While a computer may be viewed as running a onegigantic program stored in its main memory, in some systems it is necessary to give the appearance of running several programs simultaneously. This is achieved by multitasking i.e. having the computer switch rapidly between running each program in turn. One means by which this is done is with a special signal called an interrupt, which can periodically cause the computer to stop executing instructions where it was and do something else instead. By remembering where it was executing prior to the interrupt, the computer can return to that task later. If several programs are running "at the same time".then the interrupt generator might be causing several hundred interrupts per second, causing a program switch each time. Since modern computers typically execute instructions several orders of magnitude faster than human perception, it may appear that many programs are running at the same time even though only one is ever executing in any given instant. This method of multitasking is sometimes termed "time-sharing" since each program is allocated a"slice" of time in turn. Before the era of cheap computers, the principal use for multitasking was to allow many people to share the same computer. Seemingly, multitasking would cause a computer that is switching between several programs to run more slowly, in direct proportion to the number of programs it is running, but most programs spend much of their time waiting for slow input/output devices to complete their tasks. If a program is waiting for the user to click on the mouse or press a key on the keyboard, then it will not take a "time slice" until the event it is waiting for has occurred. This frees up time for other programs to execute so that many programs may be run simultaneously without unacceptable speed loss.

Multiprocessing
Some computers are designed to distribute their work across several CPUs in a multiprocessing configuration, a technique once employed only in large and powerful machines such as supercomputers, mainframe-computers, and servers. Multiprocessor and multi-core (multiple CPUs on a single integrated circuit) personal and laptop computers are now widely available and are being increasingly used in lower-end markets as a result.

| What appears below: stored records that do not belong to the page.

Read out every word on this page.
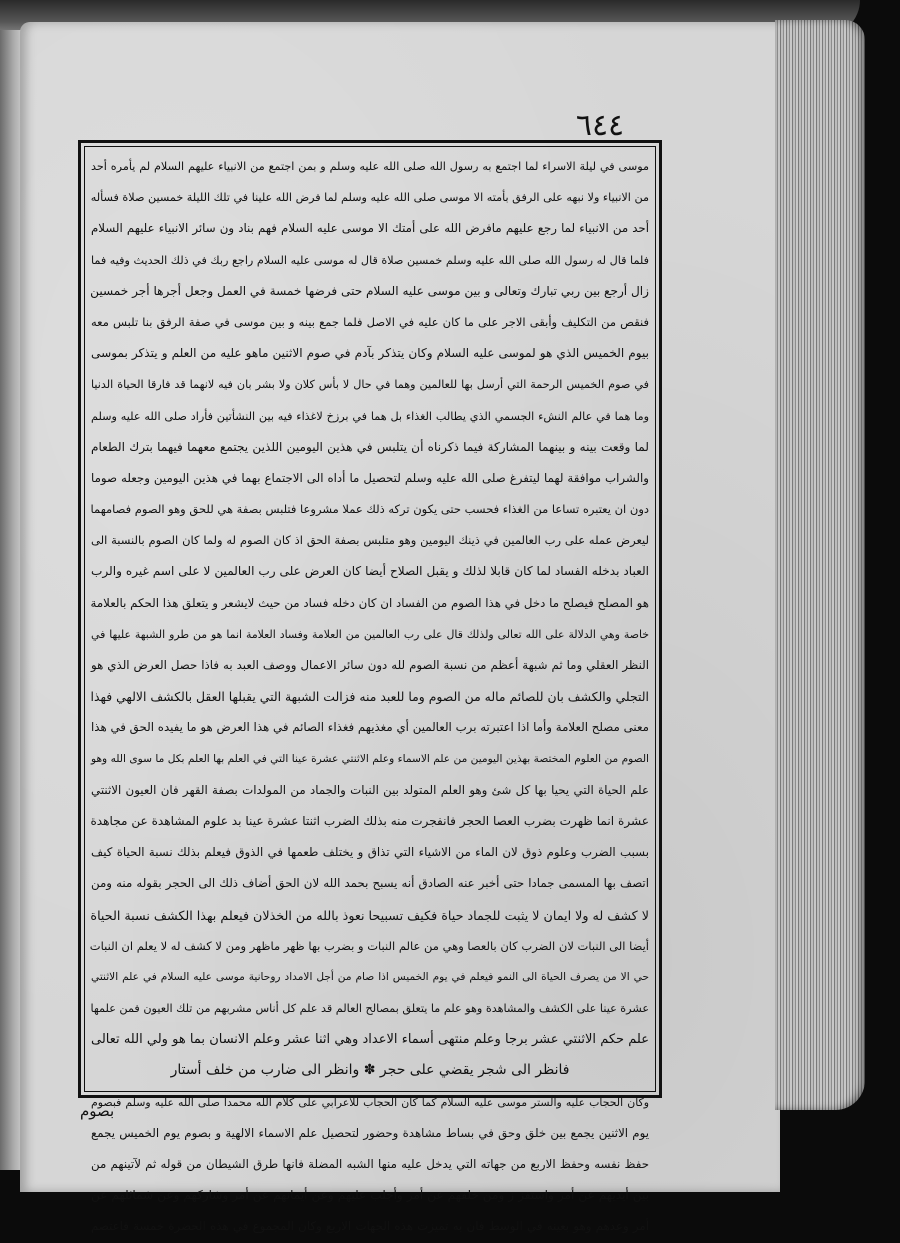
٦٤٤
موسى في ليلة الاسراء لما اجتمع به رسول الله صلى الله عليه وسلم و بمن اجتمع من الانبياء عليهم السلام لم يأمره أحد
من الانبياء ولا نبهه على الرفق بأمته الا موسى صلى الله عليه وسلم لما فرض الله علينا في تلك الليلة خمسين صلاة فسأله
أحد من الانبياء لما رجع عليهم مافرض الله على أمتك الا موسى عليه السلام فهم بناد ون سائر الانبياء عليهم السلام
فلما قال له رسول الله صلى الله عليه وسلم خمسين صلاة قال له موسى عليه السلام راجع ربك في ذلك الحديث وفيه فما
زال أرجع بين ربي تبارك وتعالى و بين موسى عليه السلام حتى فرضها خمسة في العمل وجعل أجرها أجر خمسين
فنقص من التكليف وأبقى الاجر على ما كان عليه في الاصل فلما جمع بينه و بين موسى في صفة الرفق بنا تلبس معه
بيوم الخميس الذي هو لموسى عليه السلام وكان يتذكر بآدم في صوم الاثنين ماهو عليه من العلم و يتذكر بموسى
في صوم الخميس الرحمة التي أرسل بها للعالمين وهما في حال لا بأس كلان ولا بشر بان فيه لانهما قد فارقا الحياة الدنيا
وما هما في عالم النشء الجسمي الذي يطالب الغذاء بل هما في برزخ لاغذاء فيه بين النشأتين فأراد صلى الله عليه وسلم
لما وقعت بينه و بينهما المشاركة فيما ذكرناه أن يتلبس في هذين اليومين اللذين يجتمع معهما فيهما بترك الطعام
والشراب موافقة لهما ليتفرغ صلى الله عليه وسلم لتحصيل ما أداه الى الاجتماع بهما في هذين اليومين وجعله صوما
دون ان يعتبره تساعا من الغذاء فحسب حتى يكون تركه ذلك عملا مشروعا فتلبس بصفة هي للحق وهو الصوم فصامهما
ليعرض عمله على رب العالمين في ذينك اليومين وهو متلبس بصفة الحق اذ كان الصوم له ولما كان الصوم بالنسبة الى
العباد بدخله الفساد لما كان قابلا لذلك و يقبل الصلاح أيضا كان العرض على رب العالمين لا على اسم غيره والرب
هو المصلح فيصلح ما دخل في هذا الصوم من الفساد ان كان دخله فساد من حيث لايشعر و يتعلق هذا الحكم بالعلامة
خاصة وهي الدلالة على الله تعالى ولذلك قال على رب العالمين من العلامة وفساد العلامة انما هو من طرو الشبهة عليها في
النظر العقلي وما ثم شبهة أعظم من نسبة الصوم لله دون سائر الاعمال ووصف العبد به فاذا حصل العرض الذي هو
التجلي والكشف بان للصائم ماله من الصوم وما للعبد منه فزالت الشبهة التي يقبلها العقل بالكشف الالهي فهذا
معنى مصلح العلامة وأما اذا اعتبرته برب العالمين أي مغذيهم فغذاء الصائم في هذا العرض هو ما يفيده الحق في هذا
الصوم من العلوم المختصة بهذين اليومين من علم الاسماء وعلم الاثنتي عشرة عينا التي في العلم بها العلم بكل ما سوى الله وهو
علم الحياة التي يحيا بها كل شئ وهو العلم المتولد بين النبات والجماد من المولدات بصفة القهر فان العيون الاثنتي
عشرة انما ظهرت بضرب العصا الحجر فانفجرت منه بذلك الضرب اثنتا عشرة عينا بد علوم المشاهدة عن مجاهدة
بسبب الضرب وعلوم ذوق لان الماء من الاشياء التي تذاق و يختلف طعمها في الذوق فيعلم بذلك نسبة الحياة كيف
اتصف بها المسمى جمادا حتى أخبر عنه الصادق أنه يسبح بحمد الله لان الحق أضاف ذلك الى الحجر بقوله منه ومن
لا كشف له ولا ايمان لا يثبت للجماد حياة فكيف تسبيحا نعوذ بالله من الخذلان فيعلم بهذا الكشف نسبة الحياة
أيضا الى النبات لان الضرب كان بالعصا وهي من عالم النبات و بضرب بها ظهر ماظهر ومن لا كشف له لا يعلم ان النبات
حي الا من يصرف الحياة الى النمو فيعلم في يوم الخميس اذا صام من أجل الامداد روحانية موسى عليه السلام في علم الاثنتي
عشرة عينا على الكشف والمشاهدة وهو علم ما يتعلق بمصالح العالم قد علم كل أناس مشربهم من تلك العيون فمن علمها
علم حكم الاثنتي عشر برجا وعلم منتهى أسماء الاعداد وهي اثنا عشر وعلم الانسان بما هو ولي الله تعالى
فانظر الى شجر يقضي على حجر ✽ وانظر الى ضارب من خلف أستار
وكان الحجاب عليه والستر موسى عليه السلام كما كان الحجاب للاعرابي على كلام الله محمدا صلى الله عليه وسلم فبصوم
يوم الاثنين يجمع بين خلق وحق في بساط مشاهدة وحضور لتحصيل علم الاسماء الالهية و بصوم يوم الخميس يجمع
حفظ نفسه وحفظ الاربع من جهاته التي يدخل عليه منها الشبه المضلة فانها طرق الشيطان من قوله ثم لآتينهم من
بين أيديهم عن أمر واستفز ز ومن خلفهم عن أمر وأجلب عليهم وعن أيمانهم عن أمر وشاركهم وعن شمائلهم عن
أمر وعدهم وهو بعينه في الوسط فان به تميزت هذه الجهات الاربع وكان المجموع في هذه الحضرة خمسة فاعتصم
بصوم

Supercomputers in particular often have highly unique architectures that differ significantly from the basic stored-program architecture and from general purpose computers.They often feature thousands of CPUs, customized high-speed interconnects, and specialized computing hardware. Such designs tend to be used only for specialized tasks due to the large scale of program organization required to successfully utilize most of the available resources at once. Supercomputers usually see usage in large-scale simulation, graphics rendering, and cryptography applications, as well as with other so-called "embarrassingly parallel" tasks.